|
||
MERHABA | ||
Çünkü konu Kırkağaç olunca, bende akan sular durur. | ||
MAKALE Haberi | ||
Merhaba dostlar,
Sevgili Muammer Güneş telefon edip de “Kırkağaç TV” den söz edince çok heyecanlandım. Çünkü daha çoğu büyük şehirlerde bile bir TV kuruluşu yokken, Muammer 1990’larda Kırkağaç’ta yerel bir TV kurmuştu. O yıllardan edindiği deneyimin, günümüzün gelişen iletişim olanakları içinde güzel Kırkağaç’ımıza çok yararlı olacağına kalpten inanıyorum.

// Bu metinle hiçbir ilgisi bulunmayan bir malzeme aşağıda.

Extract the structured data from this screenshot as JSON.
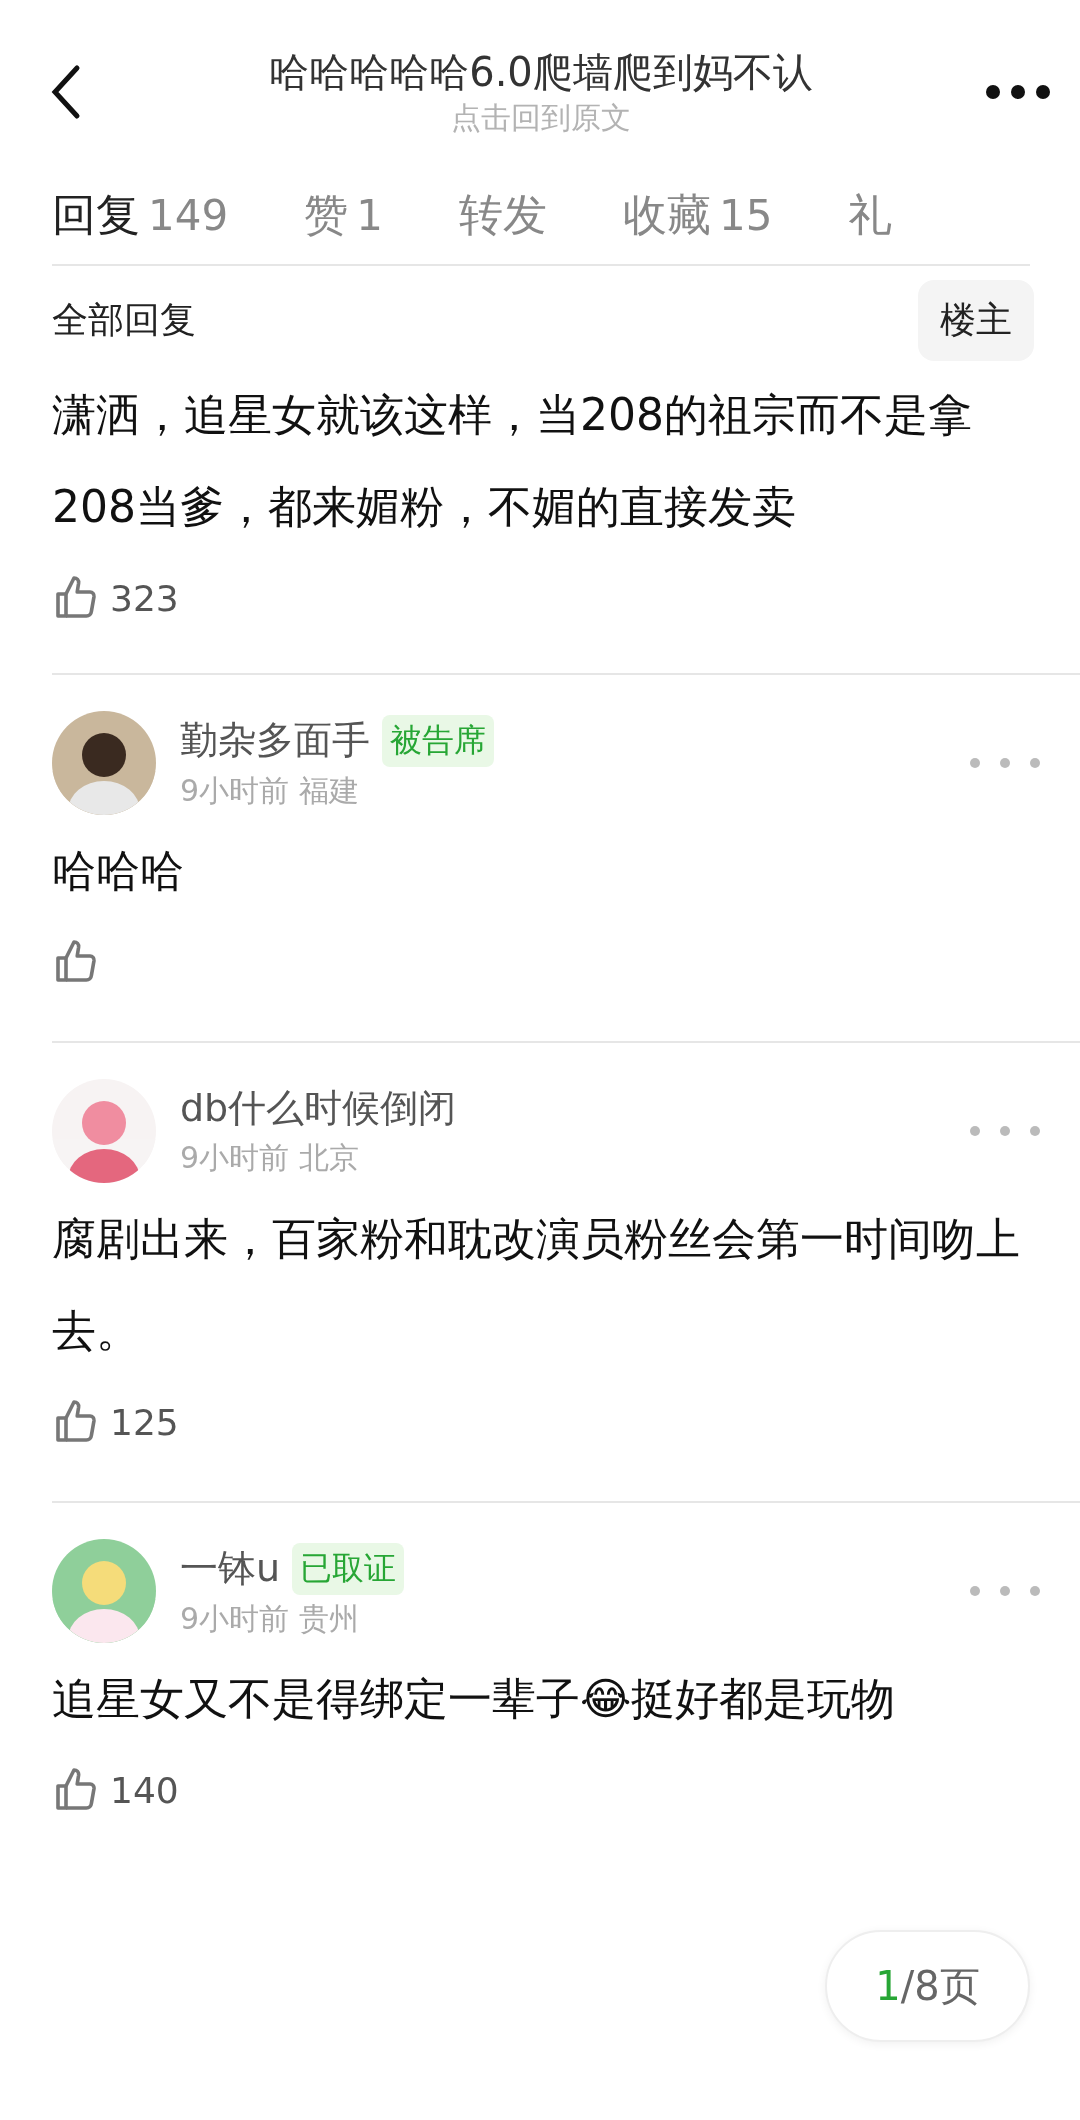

Fakat Muammer’in bana yaptığı teklif biraz kafamı karıştırdı. Çünkü Muammer Kırkağaç TV’de bir köşem olmasını ve oranın devamlı yazarı olmamı istiyordu. Evet, iyi kötü elim kalem tutuyor sayılır zira yayımlanmış yedi kitabım, çok sayıda hikaye ödülüm var. Ayrıca arkeoloji, tıp konularında yazılmış makalelerim var, bir gezi ve fotoğraf dergisine ara sıra yazılar yazıyorum, hikaye ve fotoğraf konularında sunumlar yaptım…vs. Ama bunların hepsi bir defalık etkinliklerdi yani yazıldı ve bitti. Şimdi bir köşede devamlı yazar olmak, daha önce hiç denemediğim, çok farklı bir şey.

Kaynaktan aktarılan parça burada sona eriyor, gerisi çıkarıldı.